Les élèves de cette cité classée sensible qui en ont le plus besoin bénéficient en effet, après les cours, grâce à la mairie, d’un accompagnement.

Mais à Epinay, les classiques exercices de maths et le soutien en français laissent place, une fois par semaine, à trois-quarts d’heure de "philosophie", sur une idée d’Abderramane.

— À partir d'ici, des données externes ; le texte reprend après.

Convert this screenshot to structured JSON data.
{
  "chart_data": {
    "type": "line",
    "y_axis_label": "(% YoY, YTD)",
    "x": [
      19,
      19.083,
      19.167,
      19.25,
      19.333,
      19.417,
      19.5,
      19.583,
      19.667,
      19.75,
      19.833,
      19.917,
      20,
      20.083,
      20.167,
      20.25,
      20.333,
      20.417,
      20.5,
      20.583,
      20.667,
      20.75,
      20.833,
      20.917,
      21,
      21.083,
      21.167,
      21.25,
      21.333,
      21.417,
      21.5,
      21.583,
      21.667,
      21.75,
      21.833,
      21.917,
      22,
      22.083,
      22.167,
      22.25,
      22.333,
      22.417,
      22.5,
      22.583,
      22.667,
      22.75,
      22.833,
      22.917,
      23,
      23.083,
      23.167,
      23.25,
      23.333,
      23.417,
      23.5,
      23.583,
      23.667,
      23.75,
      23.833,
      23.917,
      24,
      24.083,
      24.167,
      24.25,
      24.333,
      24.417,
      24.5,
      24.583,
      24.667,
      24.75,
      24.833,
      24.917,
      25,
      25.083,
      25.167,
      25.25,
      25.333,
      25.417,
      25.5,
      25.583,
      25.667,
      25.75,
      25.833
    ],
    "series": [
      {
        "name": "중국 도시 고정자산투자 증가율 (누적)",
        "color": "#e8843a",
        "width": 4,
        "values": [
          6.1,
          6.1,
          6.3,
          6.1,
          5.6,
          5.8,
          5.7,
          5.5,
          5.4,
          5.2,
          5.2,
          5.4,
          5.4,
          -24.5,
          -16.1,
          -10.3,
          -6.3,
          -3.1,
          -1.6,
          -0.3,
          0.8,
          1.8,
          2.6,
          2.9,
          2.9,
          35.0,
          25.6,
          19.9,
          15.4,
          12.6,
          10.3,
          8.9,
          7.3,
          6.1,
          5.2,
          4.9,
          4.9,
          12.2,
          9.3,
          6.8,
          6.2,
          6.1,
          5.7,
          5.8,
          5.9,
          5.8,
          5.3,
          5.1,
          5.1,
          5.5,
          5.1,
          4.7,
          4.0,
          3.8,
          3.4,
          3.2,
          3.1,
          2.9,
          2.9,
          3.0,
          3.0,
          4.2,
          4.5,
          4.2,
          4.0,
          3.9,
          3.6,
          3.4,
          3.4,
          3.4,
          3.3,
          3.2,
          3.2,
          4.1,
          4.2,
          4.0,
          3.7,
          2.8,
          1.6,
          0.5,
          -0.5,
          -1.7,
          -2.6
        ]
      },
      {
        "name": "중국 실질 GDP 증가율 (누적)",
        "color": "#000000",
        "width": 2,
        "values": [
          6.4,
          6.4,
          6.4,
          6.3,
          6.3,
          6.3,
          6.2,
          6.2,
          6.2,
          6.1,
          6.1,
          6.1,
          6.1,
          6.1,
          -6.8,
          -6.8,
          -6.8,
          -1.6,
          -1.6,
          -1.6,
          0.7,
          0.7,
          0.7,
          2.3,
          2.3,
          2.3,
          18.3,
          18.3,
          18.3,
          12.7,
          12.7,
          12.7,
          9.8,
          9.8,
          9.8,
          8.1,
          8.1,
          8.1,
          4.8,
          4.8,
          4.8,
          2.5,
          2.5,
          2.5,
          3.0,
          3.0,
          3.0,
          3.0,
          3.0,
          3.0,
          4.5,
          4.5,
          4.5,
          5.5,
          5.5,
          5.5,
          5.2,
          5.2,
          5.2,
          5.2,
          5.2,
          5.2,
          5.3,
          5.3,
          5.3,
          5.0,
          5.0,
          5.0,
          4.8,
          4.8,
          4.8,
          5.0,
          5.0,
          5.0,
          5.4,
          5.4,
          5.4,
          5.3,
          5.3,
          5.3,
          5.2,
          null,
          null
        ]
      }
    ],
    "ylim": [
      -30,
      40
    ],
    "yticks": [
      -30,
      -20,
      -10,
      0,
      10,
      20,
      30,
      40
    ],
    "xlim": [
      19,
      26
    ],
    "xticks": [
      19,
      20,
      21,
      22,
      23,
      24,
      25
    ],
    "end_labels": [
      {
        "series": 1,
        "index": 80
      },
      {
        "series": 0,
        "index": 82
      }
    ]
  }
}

Pour débloquer son jeune auditoire, l’animateur force le trait, prend des exemples dans la vie courante.
Le premier ce soir-là à se lancer est Evens, 12 ans et demi. Les paroles, à son avis, n’engagent pas autant que les actes, car "on peut dire des mauvaises choses sur une personne pour +se la raconter+" pour finalement "décider de ne pas le faire", explique-t-il.

Alors qu’Evens se perd dans "une histoire qui lui vient à la tête", Dalila, 14 ans, répond aussi par la négative, parce que, dit-elle, "c’est plus facile de parler que d’agir". Pour agir, il faut "du courage", souligne-t-elle, l’action vaut plus que les paroles.

"On vous jugera toujours sur ce que vous faites, pas sur ce que vous dites", leur fait remarquer le maître de séance, alternant bon-sens proverbial, références plus savantes, et rappels au droit. Finalement, la discussion glisse sur les "beaux parleurs" et les "bonnes paroles" des hommes politiques "pour être élus".

Etudiant en master de philosophie à La Sorbonne et entraîneur de football jusqu’à cette année, Abderramane a lancé il y a un an l’aventure de "philo-cité" avec des lycéens de Terminale.

"Le concept a plu" et l’expérience a été étendue aux collégiens (de la 5e à la 3e) présentant des difficultés scolaires. "La pratique de la philosophie, comme le soutien scolaire, sont là pour leur apporter des billes, de la méthodologie et une autonomie de la pensée", explique celui qui veut enseigner dans quelques années la philosophie.

"En donnant les réponses eux-mêmes, ils constatent qu’ils ont leur mot à dire, ils prennent conscience de leurs qualités", ajoute l’animateur qui souhaite les aider "à s’interroger sur le monde qui les entoure".

S’il apprécie "la maturité" des collégiens de 3e et des lycéens, capables d’échanges plus profonds, Abderramane dit suivre avec attention "l’évolution des petits". Après quelques séances, les cinquième semblent avoir gagné en confiance et disent, à l’unisson, "participer plus en classe". "Ils se révèlent à eux-même", observe Karine, une autre animatrice.